Subject: Your weekend RBTs at 82% vs weekday 64% Your weekend RBTs averaged 82% utilization in Q4 while weekday staff hit only 64%. Shifting 10% of weekday clients to Saturday availability would recover $31,000 quarterly. Want the client preference data to see who's flexible?
This play assumes your company has:

Session data showing day-of-week utilization patterns by clinician, with client scheduling flexibility analysis

Helps the recipient optimize schedules to better serve families who need weekend options

What Changes

Old way: Spray generic messages at job titles. Hope someone replies.

New way: Use data (both public and internal) to find companies in specific painful situations. Then deliver intelligence they can use immediately.

Why this works: When you lead with "Your Phoenix claims lag Austin by 18 days - that's $28,000 in delayed cash flow every month" instead of "We help ABA clinics reduce claim denials," you're not another sales email. You're the person who did the analysis they should have done themselves.

The messages above aren't templates. They're examples of what happens when you combine real data sources with specific situations. The strongest plays use internal customer data you already have - aggregated denial rates, payment timelines, utilization patterns - to deliver consulting-level insights for free.

Data Sources Reference

Every play traces back to verifiable data. Here are the sources used in this playbook:

Source Key Fields Used For
Washington State Dept of Health - Behavioral Health Agencies facility_name, license_status, services_offered, location, license_expiration_date Multi-location expansion tracking, license compliance monitoring
State Medicaid Provider Enrollment (Data.Medicaid.gov) provider_name, enrollment_status, enrollment_date, provider_state New provider identification, expansion market tracking
State Credentialing Application Databases application_date, provider_name, location, service_type Pre-opening expansion detection
Insurance Payer Provider Portals policy_updates, documentation_requirements, effective_dates Policy change monitoring
Internal Claims Processing Data (PRIVATE) claim_count, payer, denial_status, denial_reason_codes, therapist_id Denial rate analysis, therapist performance tracking
Internal Payment Data (PRIVATE) days_to_payment, payer, location, claim_amount Cash flow analysis, multi-location comparison
Internal Scheduling Data (PRIVATE) billable_hours, clinician_id, time_slot, day_of_week Utilization analysis, capacity optimization
Internal Client Data (PRIVATE) weekly_hours, payer, authorization_status Utilization review trigger monitoring

The Internal Data Advantage

Public data plays are replicable.
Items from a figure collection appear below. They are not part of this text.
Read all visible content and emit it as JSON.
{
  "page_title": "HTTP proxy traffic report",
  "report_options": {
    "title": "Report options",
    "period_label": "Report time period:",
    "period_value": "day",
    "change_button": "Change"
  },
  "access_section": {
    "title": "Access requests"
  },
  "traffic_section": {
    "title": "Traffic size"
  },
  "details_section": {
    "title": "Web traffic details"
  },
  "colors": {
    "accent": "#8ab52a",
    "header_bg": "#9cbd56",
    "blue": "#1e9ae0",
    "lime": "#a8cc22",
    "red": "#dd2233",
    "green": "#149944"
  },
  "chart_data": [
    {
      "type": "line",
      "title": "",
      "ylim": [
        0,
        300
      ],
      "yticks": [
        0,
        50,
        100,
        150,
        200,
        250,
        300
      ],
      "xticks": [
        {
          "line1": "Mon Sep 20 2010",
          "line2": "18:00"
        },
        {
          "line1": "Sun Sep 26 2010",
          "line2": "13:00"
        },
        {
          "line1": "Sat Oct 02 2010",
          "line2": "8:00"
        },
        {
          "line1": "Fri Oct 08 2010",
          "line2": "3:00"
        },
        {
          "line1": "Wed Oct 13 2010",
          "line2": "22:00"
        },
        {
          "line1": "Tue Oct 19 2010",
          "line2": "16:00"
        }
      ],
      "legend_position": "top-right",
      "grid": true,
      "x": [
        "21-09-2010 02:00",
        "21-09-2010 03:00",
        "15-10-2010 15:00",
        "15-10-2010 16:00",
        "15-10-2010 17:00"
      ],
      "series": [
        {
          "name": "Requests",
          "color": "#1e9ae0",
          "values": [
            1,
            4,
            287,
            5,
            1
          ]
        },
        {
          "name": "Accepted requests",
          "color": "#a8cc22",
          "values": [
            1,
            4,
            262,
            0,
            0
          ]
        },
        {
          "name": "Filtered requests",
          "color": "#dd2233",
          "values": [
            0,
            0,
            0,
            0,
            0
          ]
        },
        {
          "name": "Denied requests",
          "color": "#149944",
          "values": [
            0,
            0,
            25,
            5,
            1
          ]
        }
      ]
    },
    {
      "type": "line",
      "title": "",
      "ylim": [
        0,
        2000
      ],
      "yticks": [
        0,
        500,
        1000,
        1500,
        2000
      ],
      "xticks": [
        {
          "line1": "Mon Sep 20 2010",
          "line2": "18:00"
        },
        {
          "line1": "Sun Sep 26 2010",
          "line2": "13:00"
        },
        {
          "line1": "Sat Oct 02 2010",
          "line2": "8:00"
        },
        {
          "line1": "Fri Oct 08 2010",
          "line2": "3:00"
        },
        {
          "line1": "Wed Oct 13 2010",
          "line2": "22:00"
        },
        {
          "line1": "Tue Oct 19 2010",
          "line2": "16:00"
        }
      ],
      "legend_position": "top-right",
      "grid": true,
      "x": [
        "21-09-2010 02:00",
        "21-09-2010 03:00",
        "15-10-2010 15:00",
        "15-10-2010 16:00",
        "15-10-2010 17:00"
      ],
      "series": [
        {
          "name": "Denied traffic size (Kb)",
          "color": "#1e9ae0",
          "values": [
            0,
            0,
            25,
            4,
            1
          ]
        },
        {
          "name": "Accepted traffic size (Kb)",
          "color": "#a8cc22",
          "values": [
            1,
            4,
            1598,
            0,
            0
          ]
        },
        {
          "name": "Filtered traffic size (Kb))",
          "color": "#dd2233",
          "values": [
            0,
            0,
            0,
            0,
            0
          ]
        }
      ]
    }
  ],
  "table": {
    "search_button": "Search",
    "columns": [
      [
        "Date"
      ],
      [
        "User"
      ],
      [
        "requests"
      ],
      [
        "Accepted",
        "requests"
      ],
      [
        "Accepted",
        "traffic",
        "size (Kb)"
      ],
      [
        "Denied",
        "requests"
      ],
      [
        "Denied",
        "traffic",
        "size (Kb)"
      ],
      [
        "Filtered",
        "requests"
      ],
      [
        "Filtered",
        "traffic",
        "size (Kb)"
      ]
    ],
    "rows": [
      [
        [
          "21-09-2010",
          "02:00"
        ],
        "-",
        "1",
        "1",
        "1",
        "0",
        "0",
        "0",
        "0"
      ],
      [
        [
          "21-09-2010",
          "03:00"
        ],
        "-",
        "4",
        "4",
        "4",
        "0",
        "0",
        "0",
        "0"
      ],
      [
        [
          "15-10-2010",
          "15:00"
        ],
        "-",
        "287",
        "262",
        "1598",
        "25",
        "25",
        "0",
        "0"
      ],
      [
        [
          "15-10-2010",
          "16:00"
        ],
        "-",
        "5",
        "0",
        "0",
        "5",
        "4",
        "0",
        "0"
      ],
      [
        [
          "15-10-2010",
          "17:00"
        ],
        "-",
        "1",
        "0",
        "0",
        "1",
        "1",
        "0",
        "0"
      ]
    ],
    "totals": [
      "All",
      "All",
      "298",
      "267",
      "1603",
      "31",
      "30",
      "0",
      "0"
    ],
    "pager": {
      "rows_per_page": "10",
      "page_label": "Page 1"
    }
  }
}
Any competitor can access Medicaid enrollment databases or state licensing directories.

Internal data plays are defensible. Only you have aggregated denial rates, payment timelines, and utilization benchmarks across your customer base. These plays deliver value no competitor can match.

If you have customer data sitting in your database, turn it into intelligence prospects will pay consulting fees to receive.